Approximating Optimum Online for Capacitated Resource Allocation
Alexander Braun, Thomas Kesselheim, Tristan Pollner, Amin Saberi
TL;DR
This work addresses online capacitated resource allocation, where online resources with capacities must be assigned to offline users to maximize expected social welfare, and benchmarks against the computationally unbounded online optimum rather than the offline prophet. It introduces a polynomial-time algorithm that rounds a generalized LP online via a two-proposal pivotal-sampling scheme, achieving a guaranteed $0.5 + \kappa$-approximation to the optimal online welfare with $\kappa = 0.0115$, and extends to stochastic rewards. A key technical contribution is a careful control of positive correlation among offline user availabilities across two rounds, plus a detailed inductive analysis that bounds complex dependencies while preserving near-optimal edge probabilities. The results demonstrate that the optimum-online benchmark yields problem-specific insights, and that such beat-a-half guarantees can be achieved in capacitated settings, with implications for online auctions, mechanism design, and related online matching problems. The paper also provides a polynomial-time sampling-based variant and outlines extensions to non-Bernoulli arrivals and general reward distributions, highlighting the practical relevance for large-scale, stochastic online decision problems.
Abstract
We study online capacitated resource allocation, a natural generalization of online stochastic max-weight bipartite matching.
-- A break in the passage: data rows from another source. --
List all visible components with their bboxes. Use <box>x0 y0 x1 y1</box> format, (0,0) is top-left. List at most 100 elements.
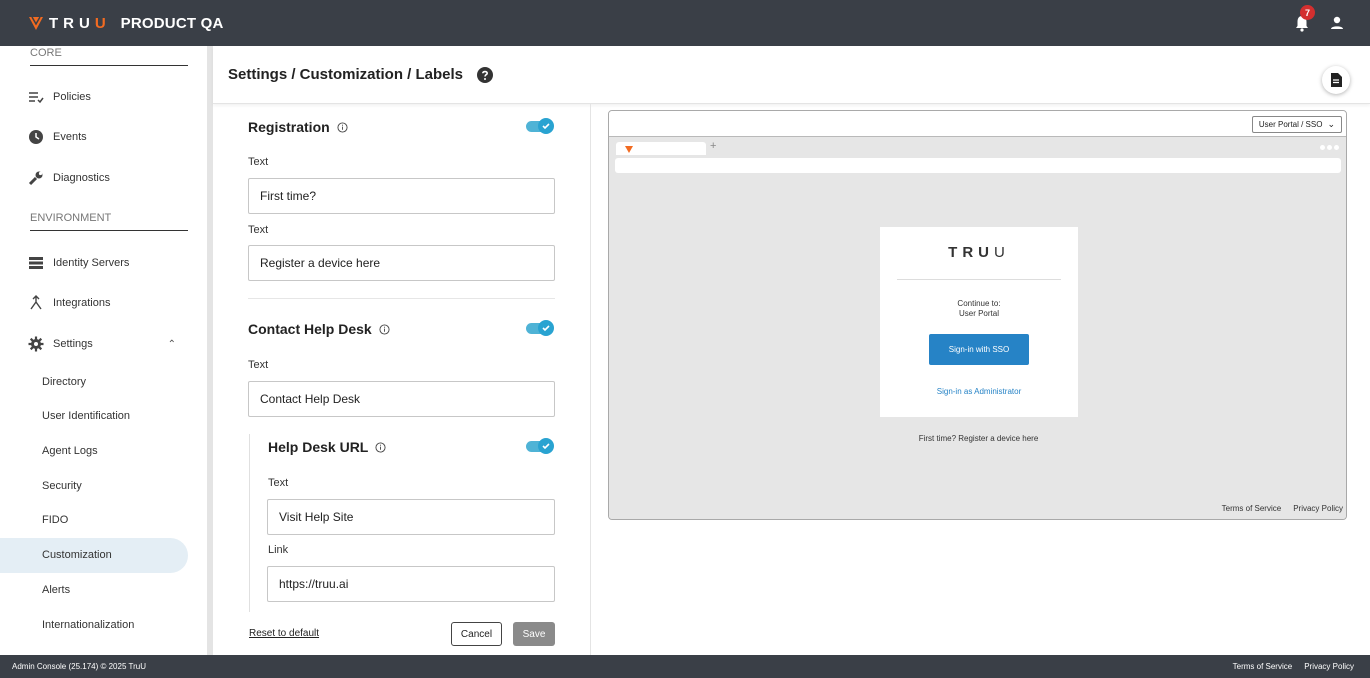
sidebar-item-label: Diagnostics <box>53 172 110 184</box>
sidebar-subitem-agent-logs[interactable]: Agent Logs <box>42 445 98 457</box>
card-divider <box>897 279 1061 280</box>
check-icon <box>542 325 550 332</box>
preview-address-bar <box>615 158 1341 173</box>
chevron-up-icon[interactable]: ⌃ <box>168 339 176 350</box>
help-desk-url-text-input[interactable]: Visit Help Site <box>267 499 555 535</box>
sidebar-subitem-alerts[interactable]: Alerts <box>42 584 70 596</box>
sidebar-subitem-user-identification[interactable]: User Identification <box>42 410 130 422</box>
sidebar: CORE Policies Events Diagnostics ENVIRON… <box>0 46 207 655</box>
preview-footer-links: Terms of Service Privacy Policy <box>1222 504 1343 513</box>
sidebar-subitem-customization[interactable]: Customization <box>42 549 112 561</box>
version-copyright: Admin Console (25.174) © 2025 TruU <box>12 662 146 671</box>
info-icon[interactable] <box>337 121 348 133</box>
section-label-core: CORE <box>30 47 62 59</box>
sidebar-item-policies[interactable]: Policies <box>28 87 91 107</box>
truu-logo[interactable]: TRUU <box>28 15 111 32</box>
sidebar-item-integrations[interactable]: Integrations <box>28 293 110 313</box>
gear-icon <box>28 336 44 352</box>
preview-toolbar: User Portal / SSO ⌄ <box>609 111 1346 137</box>
user-profile-icon[interactable] <box>1328 14 1346 32</box>
new-tab-icon: + <box>710 140 717 152</box>
nested-indent-line <box>249 434 250 612</box>
registration-toggle[interactable] <box>526 118 554 134</box>
terms-of-service-link[interactable]: Terms of Service <box>1233 662 1293 671</box>
sidebar-item-label: Settings <box>53 338 93 350</box>
sidebar-item-label: Identity Servers <box>53 257 130 269</box>
info-icon[interactable] <box>375 441 386 453</box>
registration-text2-label: Text <box>248 224 269 236</box>
sidebar-subitem-security[interactable]: Security <box>42 480 82 492</box>
document-icon <box>1331 73 1342 87</box>
sidebar-subitem-fido[interactable]: FIDO <box>42 514 68 526</box>
sidebar-item-events[interactable]: Events <box>28 127 87 147</box>
info-icon[interactable] <box>379 323 390 335</box>
clock-icon <box>28 129 44 145</box>
sidebar-item-diagnostics[interactable]: Diagnostics <box>28 168 110 188</box>
check-icon <box>542 123 550 130</box>
preview-privacy-link: Privacy Policy <box>1293 504 1343 513</box>
preview-browser-tab <box>616 142 706 155</box>
check-icon <box>542 443 550 450</box>
registration-text2-input[interactable]: Register a device here <box>248 245 555 281</box>
contact-help-desk-toggle[interactable] <box>526 320 554 336</box>
preview-admin-link: Sign-in as Administrator <box>936 387 1022 396</box>
chevron-down-icon: ⌄ <box>1327 119 1335 129</box>
reset-to-default-link[interactable]: Reset to default <box>249 628 319 639</box>
registration-text1-label: Text <box>248 156 269 168</box>
preview-sso-button: Sign-in with SSO <box>929 334 1029 365</box>
login-preview: User Portal / SSO ⌄ + TRUU Continue to: … <box>608 110 1347 520</box>
registration-section-title: Registration <box>248 119 348 135</box>
server-list-icon <box>28 255 44 271</box>
notifications-button[interactable]: 7 <box>1292 5 1315 33</box>
breadcrumb: Settings / Customization / Labels <box>228 66 464 83</box>
section-divider <box>30 230 188 231</box>
sidebar-item-label: Integrations <box>53 297 111 309</box>
section-divider <box>248 298 555 299</box>
browser-menu-icon <box>1320 145 1339 150</box>
app-title: PRODUCT QA <box>120 14 224 32</box>
help-desk-url-link-label: Link <box>268 544 289 556</box>
sidebar-item-settings[interactable]: Settings ⌃ <box>28 334 176 354</box>
save-button[interactable]: Save <box>513 622 555 646</box>
preview-truu-logo: TRUU <box>948 244 1010 261</box>
help-desk-url-toggle[interactable] <box>526 438 554 454</box>
wrench-icon <box>28 170 44 186</box>
preview-first-time-text: First time? Register a device here <box>918 434 1039 443</box>
help-desk-url-text-label: Text <box>268 477 289 489</box>
section-title-text: Help Desk URL <box>268 439 369 455</box>
sidebar-item-label: Policies <box>53 91 91 103</box>
privacy-policy-link[interactable]: Privacy Policy <box>1304 662 1354 671</box>
merge-icon <box>28 295 44 311</box>
page-footer: Admin Console (25.174) © 2025 TruU Terms… <box>0 655 1370 678</box>
section-divider <box>30 65 188 66</box>
preview-continue-text: Continue to: User Portal <box>957 299 1001 318</box>
sidebar-subitem-internationalization[interactable]: Internationalization <box>42 619 134 631</box>
truu-logo-icon <box>29 16 43 30</box>
sidebar-item-label: Events <box>53 131 87 143</box>
help-desk-url-section-title: Help Desk URL <box>268 439 386 455</box>
truu-favicon-icon <box>625 146 633 153</box>
section-label-environment: ENVIRONMENT <box>30 212 112 224</box>
preview-login-card: TRUU Continue to: User Portal Sign-in wi… <box>880 227 1078 417</box>
section-title-text: Registration <box>248 119 330 135</box>
top-bar: TRUU PRODUCT QA 7 <box>0 0 1370 46</box>
help-desk-url-link-input[interactable]: https://truu.ai <box>267 566 555 602</box>
logo-text: TRUU <box>49 14 111 32</box>
page-header: Settings / Customization / Labels <box>213 46 1370 104</box>
preview-page-select[interactable]: User Portal / SSO ⌄ <box>1251 116 1342 133</box>
notification-count-badge: 7 <box>1300 5 1315 20</box>
preview-page-body: TRUU Continue to: User Portal Sign-in wi… <box>609 175 1346 519</box>
contact-help-desk-section-title: Contact Help Desk <box>248 321 390 337</box>
preview-select-value: User Portal / SSO <box>1258 120 1323 129</box>
contact-help-desk-text-input[interactable]: Contact Help Desk <box>248 381 555 417</box>
labels-form: Registration Text First time? Text Regis… <box>213 104 591 655</box>
main-content: Settings / Customization / Labels Regist… <box>213 46 1370 655</box>
registration-text1-input[interactable]: First time? <box>248 178 555 214</box>
document-button[interactable] <box>1322 66 1350 94</box>
cancel-button[interactable]: Cancel <box>451 622 502 646</box>
policies-icon <box>28 89 44 105</box>
sidebar-subitem-directory[interactable]: Directory <box>42 376 86 388</box>
help-icon[interactable] <box>477 66 494 83</box>
section-title-text: Contact Help Desk <box>248 321 372 337</box>
sidebar-item-identity-servers[interactable]: Identity Servers <box>28 253 129 273</box>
This problem is motivated by ride-sharing and Internet advertising applications, where online arrivals may have the capacity to serve multiple offline users. Our main result is a polynomial-time online algorithm which is $(1/2 + κ)$-approximate to the optimal online algorithm for $κ= 0.0115$. This can be contrasted to the (tight) $1/2$-competitive algorithms to the optimum offline benchmark from the prophet inequality literature. Optimum online is a recently popular benchmark for online Bayesian problems which can use unbounded computation, but not "prophetic" knowledge of future inputs. Our algorithm (which also works for the case of stochastic rewards) rounds a generalized LP relaxation from the unit-capacity case via a two-proposal algorithm, as in previous works in the online matching literature. A key technical challenge in deriving our guarantee is bounding the positive correlation among users introduced when rounding our LP relaxation online. Unlike in the case of unit capacities, this positive correlation is unavoidable for guarantees beyond $1/2$. Conceptually, our results show that the study of optimum online as a benchmark can reveal problem-specific insights that are irrelevant to competitive analysis.